IVA reduzido na eletricidade em função do consumo – O Governo fica autorizado a criar escalões de consumo de eletricidade baseados na potência contratada, aplicando aos fornecimentos com potência contratada de baixo consumo as taxas reduzida ou intermédia (6% e 13%, respetivamente, no Continente). Esta medida pretende atingir a redução dos custos associados ao consumo da energia, mitigando os impactos ambientais que decorrem de consumos excessivos de eletricidade.

A medida depende ainda do aval de Bruxelas, onde se encontra a ser avaliada pelo Comité do IVA.

IRS | Dedução ambiental – Prevê-se uma autorização legislativa para a criação de uma dedução à coleta do IRS, com limite máximo de € 1 000, de despesas incorridas com a aquisição de unidades de produção renovável para autoconsumo – painéis solares – e aquisição de sistemas de aquecimento com elevada eficiência energética.

Passes sociais – As importâncias suportadas pelas empresas com a aquisição de vales de transporte público coletivo em benefício do pessoal ou dos reformados da empresa e respetivos familiares, passam a ser considerados como custo dedutível em 130%.

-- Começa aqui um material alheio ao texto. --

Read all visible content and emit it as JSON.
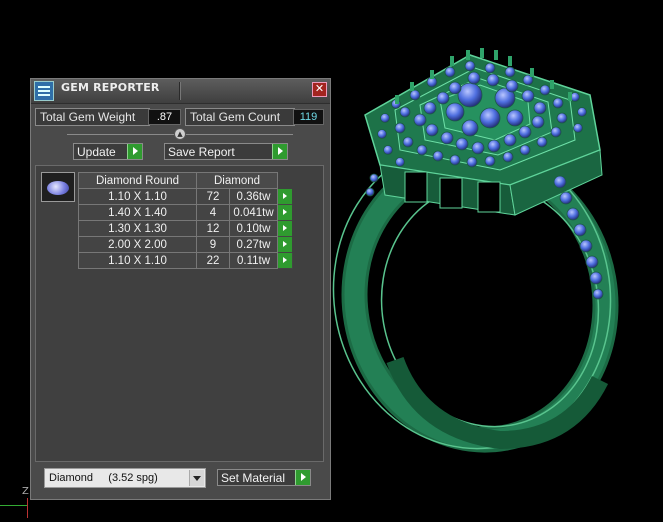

Por sua vez, o montante correspondente à atribuição dos referidos passes sociais aos trabalhadores não é considerado rendimento do trabalho dependente na esfera dos mesmos, não sendo, por isso, sujeito a IRS.

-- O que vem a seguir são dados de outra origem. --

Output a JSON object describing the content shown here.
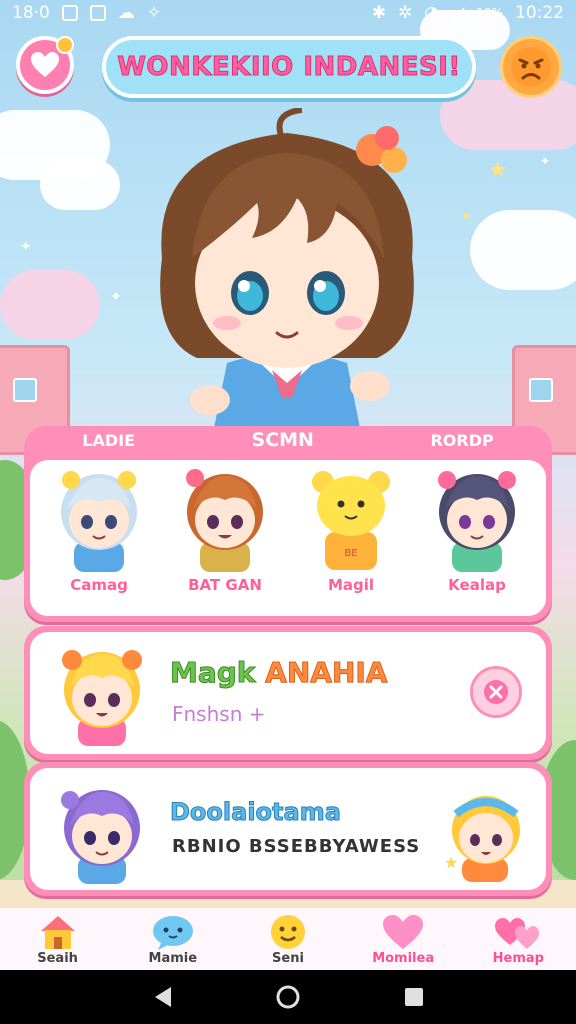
{
  "status_bar": {
    "time": "10:22",
    "left_text": "18·0",
    "battery": "19%"
  },
  "header": {
    "title": "WONKEKIIO INDANESI!",
    "icons": [
      "heart-icon",
      "angry-face-icon"
    ],
    "colors": {
      "title_pill": "#9fe2f7",
      "title_text": "#ff5fa2"
    }
  },
  "friends_card": {
    "tabs": [
      {
        "label": "LADIE",
        "active": false
      },
      {
        "label": "SCMN",
        "active": true
      },
      {
        "label": "RORDP",
        "active": false
      }
    ],
    "friends": [
      {
        "name": "Camag",
        "char": "blue-hair-boy"
      },
      {
        "name": "BAT GAN",
        "char": "orange-hair-boy"
      },
      {
        "name": "Magil",
        "char": "yellow-bear"
      },
      {
        "name": "Kealap",
        "char": "purple-hair-girl"
      }
    ]
  },
  "feature_card": {
    "title_a": "Magk",
    "title_b": "ANAHIA",
    "subtitle": "Fnshsn +",
    "colors": {
      "title_a": "#6cc24a",
      "title_b": "#ff8a3d",
      "subtitle": "#c77dd6"
    }
  },
  "info_card": {
    "title": "Doolaiotama",
    "subtitle": "RBNIO BSSEBBYAWESS"
  },
  "bottom_nav": {
    "items": [
      {
        "label": "Seaih",
        "icon": "house-icon",
        "pink": false
      },
      {
        "label": "Mamie",
        "icon": "chat-bubble-icon",
        "pink": false
      },
      {
        "label": "Seni",
        "icon": "smiley-icon",
        "pink": false
      },
      {
        "label": "Momilea",
        "icon": "heart-icon",
        "pink": true
      },
      {
        "label": "Hemap",
        "icon": "double-heart-icon",
        "pink": true
      }
    ]
  },
  "system_nav": [
    "back-icon",
    "home-icon",
    "recents-icon"
  ]
}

Tributação autónoma – Deixam de beneficiar de redução das taxas de tributação autónoma as viaturas ligeiras de passageiros movidas a gases de petróleo liquefeito (GPL).

ISV – Apresenta novos escalões reformulados no que que se refere à componente ambiental (emissões de CO2).

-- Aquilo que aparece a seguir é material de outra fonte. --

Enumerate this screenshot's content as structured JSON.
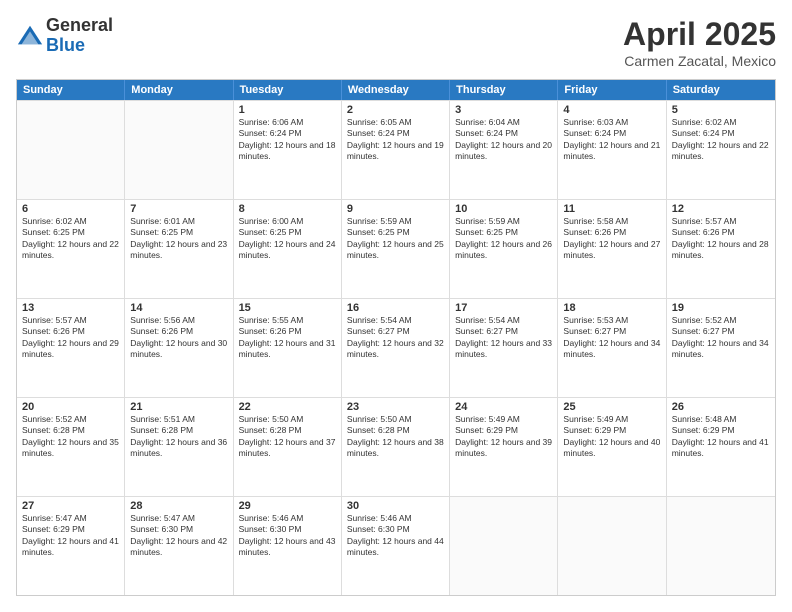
{
  "logo": {
    "general": "General",
    "blue": "Blue"
  },
  "header": {
    "title": "April 2025",
    "subtitle": "Carmen Zacatal, Mexico"
  },
  "weekdays": [
    "Sunday",
    "Monday",
    "Tuesday",
    "Wednesday",
    "Thursday",
    "Friday",
    "Saturday"
  ],
  "weeks": [
    [
      {
        "day": "",
        "empty": true
      },
      {
        "day": "",
        "empty": true
      },
      {
        "day": "1",
        "sunrise": "Sunrise: 6:06 AM",
        "sunset": "Sunset: 6:24 PM",
        "daylight": "Daylight: 12 hours and 18 minutes."
      },
      {
        "day": "2",
        "sunrise": "Sunrise: 6:05 AM",
        "sunset": "Sunset: 6:24 PM",
        "daylight": "Daylight: 12 hours and 19 minutes."
      },
      {
        "day": "3",
        "sunrise": "Sunrise: 6:04 AM",
        "sunset": "Sunset: 6:24 PM",
        "daylight": "Daylight: 12 hours and 20 minutes."
      },
      {
        "day": "4",
        "sunrise": "Sunrise: 6:03 AM",
        "sunset": "Sunset: 6:24 PM",
        "daylight": "Daylight: 12 hours and 21 minutes."
      },
      {
        "day": "5",
        "sunrise": "Sunrise: 6:02 AM",
        "sunset": "Sunset: 6:24 PM",
        "daylight": "Daylight: 12 hours and 22 minutes."
      }
    ],
    [
      {
        "day": "6",
        "sunrise": "Sunrise: 6:02 AM",
        "sunset": "Sunset: 6:25 PM",
        "daylight": "Daylight: 12 hours and 22 minutes."
      },
      {
        "day": "7",
        "sunrise": "Sunrise: 6:01 AM",
        "sunset": "Sunset: 6:25 PM",
        "daylight": "Daylight: 12 hours and 23 minutes."
      },
      {
        "day": "8",
        "sunrise": "Sunrise: 6:00 AM",
        "sunset": "Sunset: 6:25 PM",
        "daylight": "Daylight: 12 hours and 24 minutes."
      },
      {
        "day": "9",
        "sunrise": "Sunrise: 5:59 AM",
        "sunset": "Sunset: 6:25 PM",
        "daylight": "Daylight: 12 hours and 25 minutes."
      },
      {
        "day": "10",
        "sunrise": "Sunrise: 5:59 AM",
        "sunset": "Sunset: 6:25 PM",
        "daylight": "Daylight: 12 hours and 26 minutes."
      },
      {
        "day": "11",
        "sunrise": "Sunrise: 5:58 AM",
        "sunset": "Sunset: 6:26 PM",
        "daylight": "Daylight: 12 hours and 27 minutes."
      },
      {
        "day": "12",
        "sunrise": "Sunrise: 5:57 AM",
        "sunset": "Sunset: 6:26 PM",
        "daylight": "Daylight: 12 hours and 28 minutes."
      }
    ],
    [
      {
        "day": "13",
        "sunrise": "Sunrise: 5:57 AM",
        "sunset": "Sunset: 6:26 PM",
        "daylight": "Daylight: 12 hours and 29 minutes."
      },
      {
        "day": "14",
        "sunrise": "Sunrise: 5:56 AM",
        "sunset": "Sunset: 6:26 PM",
        "daylight": "Daylight: 12 hours and 30 minutes."
      },
      {
        "day": "15",
        "sunrise": "Sunrise: 5:55 AM",
        "sunset": "Sunset: 6:26 PM",
        "daylight": "Daylight: 12 hours and 31 minutes."
      },
      {
        "day": "16",
        "sunrise": "Sunrise: 5:54 AM",
        "sunset": "Sunset: 6:27 PM",
        "daylight": "Daylight: 12 hours and 32 minutes."
      },
      {
        "day": "17",
        "sunrise": "Sunrise: 5:54 AM",
        "sunset": "Sunset: 6:27 PM",
        "daylight": "Daylight: 12 hours and 33 minutes."
      },
      {
        "day": "18",
        "sunrise": "Sunrise: 5:53 AM",
        "sunset": "Sunset: 6:27 PM",
        "daylight": "Daylight: 12 hours and 34 minutes."
      },
      {
        "day": "19",
        "sunrise": "Sunrise: 5:52 AM",
        "sunset": "Sunset: 6:27 PM",
        "daylight": "Daylight: 12 hours and 34 minutes."
      }
    ],
    [
      {
        "day": "20",
        "sunrise": "Sunrise: 5:52 AM",
        "sunset": "Sunset: 6:28 PM",
        "daylight": "Daylight: 12 hours and 35 minutes."
      },
      {
        "day": "21",
        "sunrise": "Sunrise: 5:51 AM",
        "sunset": "Sunset: 6:28 PM",
        "daylight": "Daylight: 12 hours and 36 minutes."
      },
      {
        "day": "22",
        "sunrise": "Sunrise: 5:50 AM",
        "sunset": "Sunset: 6:28 PM",
        "daylight": "Daylight: 12 hours and 37 minutes."
      },
      {
        "day": "23",
        "sunrise": "Sunrise: 5:50 AM",
        "sunset": "Sunset: 6:28 PM",
        "daylight": "Daylight: 12 hours and 38 minutes."
      },
      {
        "day": "24",
        "sunrise": "Sunrise: 5:49 AM",
        "sunset": "Sunset: 6:29 PM",
        "daylight": "Daylight: 12 hours and 39 minutes."
      },
      {
        "day": "25",
        "sunrise": "Sunrise: 5:49 AM",
        "sunset": "Sunset: 6:29 PM",
        "daylight": "Daylight: 12 hours and 40 minutes."
      },
      {
        "day": "26",
        "sunrise": "Sunrise: 5:48 AM",
        "sunset": "Sunset: 6:29 PM",
        "daylight": "Daylight: 12 hours and 41 minutes."
      }
    ],
    [
      {
        "day": "27",
        "sunrise": "Sunrise: 5:47 AM",
        "sunset": "Sunset: 6:29 PM",
        "daylight": "Daylight: 12 hours and 41 minutes."
      },
      {
        "day": "28",
        "sunrise": "Sunrise: 5:47 AM",
        "sunset": "Sunset: 6:30 PM",
        "daylight": "Daylight: 12 hours and 42 minutes."
      },
      {
        "day": "29",
        "sunrise": "Sunrise: 5:46 AM",
        "sunset": "Sunset: 6:30 PM",
        "daylight": "Daylight: 12 hours and 43 minutes."
      },
      {
        "day": "30",
        "sunrise": "Sunrise: 5:46 AM",
        "sunset": "Sunset: 6:30 PM",
        "daylight": "Daylight: 12 hours and 44 minutes."
      },
      {
        "day": "",
        "empty": true
      },
      {
        "day": "",
        "empty": true
      },
      {
        "day": "",
        "empty": true
      }
    ]
  ]
}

ISP – Prevê-se o agravamento do imposto sobre determinados produtos petrolíferos e energéticos utilizados na produção de eletricidade, eletricidade e calor ou gás de cidade, nomeadamente carvão, fuelóleos e gás de petróleo e outros hidrocarbonetos gasosos.

A estes produtos não se aplica a taxa de adicionamento sobre as emissões de CO2, nos casos em que sejam utilizados em instalações abrangidas pelo Comércio Europeu de Licenças de Emissão (CELE).

Embalagens de uso único – O Governo fica autorizado a criar uma contribuição que incida sobre as embalagens de uso único para refeições, adquiridas em refeições prontas a consumir, nos regimes de pronto a comer e takeaway ou com entrega ao domicílio. Esta medida é implementada com o intuito de promover a economia circular.

O encargo económico da contribuição deve recair sobre o adquirente final, devendo ser discriminadas positivamente as embalagens que incorporem material reciclado.

As receitas da contribuição são consignadas total ou parcialmente ao Fundo Ambiental para aplicação preferencial em medidas no âmbito da economia circular.

Considerando o resumo apresentado, e no que à fiscalidade estrita diz respeito, assiste-se de facto a uma tendência para o alargamento dos níveis sectoriais de ação ambiental sujeitos a tributação ou a um tratamento fiscal mais favorável, resultante de uma perceção da necessidade de intervenção estrutural alargada e não apenas ao nível da penalização fiscal imediata.

Muito ficará por fazer no caminho do desenvolvimento de uma economia de impacto ambiental tendencialmente neutro, nomeadamente na exploração do potencial da bio-economia. Esta envolve a aposta em soluções tecnologicamente inovadoras que Portugal ainda não desenvolveu e que não se encontram contempladas no Orçamento do Estado para 2020.